Infestation Expansion

Even if you are not currently in a quarantined area, you should be aware of how fire ants will affect you and how you can control them because North Carolina’s fire ant infestation is expanding into counties adjacent to the quarantine zone. The ants expand naturally and steadily into new territory because of their high reproductive rate; mild winter weather has accelerated their movement. Current technology and control efforts are not expected to reverse this growth trend in the foreseeable future. In addition, long-distance movement often occurs because of human activities, primarily through the transport of fire-ant-infested nursery plants and sod into areas outside of the federal and state quarantine zone.
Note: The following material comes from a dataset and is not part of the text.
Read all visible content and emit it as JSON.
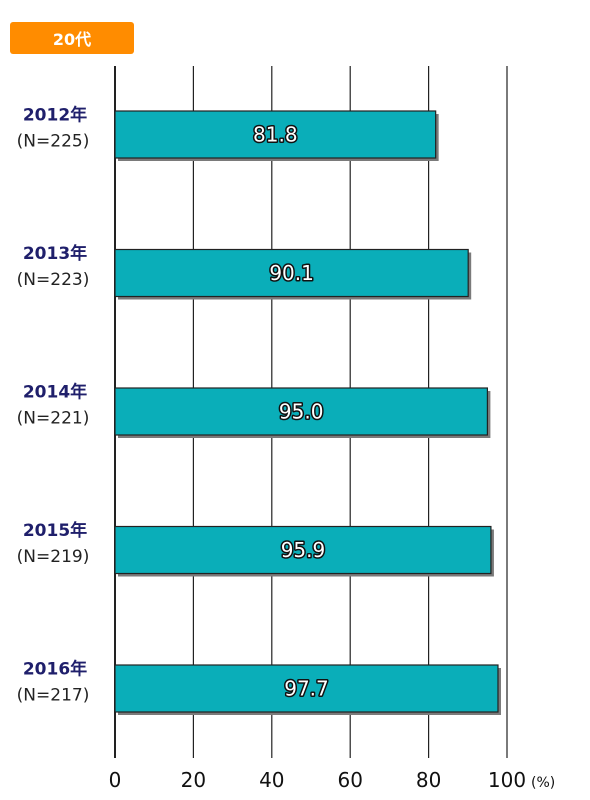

Commercial and Public Impact

fire ant stingsFrom an agricultural perspective, red imported fire ants are nuisances primarily because they annoy field workers and because their mounds may damage harvesting equipment. Livestock injury and crop damage are usually minor. Fire ants have a much greater impact on the orna-mental plant, sod, and landscaping industries because of problems associated with shipping infested plant material into uninfested areas of the country. Mounds discovered in previously uninfested areas of North Carolina are frequently traced to landscaping performed at commercial and residential developments. For the general public, two aspects of red imported fire ant infestations are particularly annoying: the unsightly mounds formed in lawns and yards and the painful stings received when mounds are disturbed. Within 24 hours after a person is stung, a pustule-like sore forms at each sting site (as shown here), which usually itches intensively. Scratching the pustule may rupture the skin, leading to secondary infection and scarring. A small proportion of people stung is highly allergic to fire ant stings and requires immediate medical attention. As red imported fire ants spread into more populated areas of the state, more people are likely to be stung. Encounters with fire ants can be expected not only outdoors but indoors as well. In other southern states foraging ants have invaded private residences and buildings such as offices, hospitals, and nursing homes. In these situations, fire ant control is more critical and potentially more difficult because of concerns related to both the ants and the indoor use of chemical insecticides.


fireantAdult red imported fire ants are reddish to dark brown and occur in five forms: (1) minor workers, about 1/8 inch long; (2) major workers, about 1/4 inch long; (3) winged males and (4) females, each about 1/3 inch long; and (5) queens, about 1/3 inch long. Fire ant mounds vary in size but are usually in direct proportion to the size of the colony. For example, a mound that is 2 feet in diameter and 18 inches high may contain about 100,000 workers, several hundred winged adults, and one queen. If you break open an active fire ant mound, you typically find the "brood" - whitish rice grain-like larvae and pupae. These immature ants will eventually develop into workers or winged adults. Mounds constructed in clay soils are usually symmetrical and dome-shaped; mounds built in sandy soils tend to be irregularly shaped. It is often difficult to distinguish the red imported fire ant from the tropical fire ant and the southern fire ant, which are also found in North Carolina. For positive identification, take a specimen to your county Cooperative Extension Center.


During the spring and summer, winged males and fe-males leave the mound and mate in the air. After mating, females become queens and may fly as far as 10 miles from the parent colony. However, most queens descend to the ground within much shorter distances. Only a very small percentage of queens survive after landing. Most queens are killed by foraging ants, especially other fire ants. If a queen survives, she sheds her wings, burrows into the ground, and lays eggs to begin a new colony. In the late fall, many small colonies of fire ants will appear. Many of the colonies will not survive the winter unless the weather is mild.

Feeding Habits

Fire ants prefer oily and greasy foods. They also feed on many other insects and, from that standpoint, could be considered beneficial. To find food, workers forage around their mound often in underground tunnels that radiate from the mound. If the mound is disturbed, ants swarm out and sting the intruder.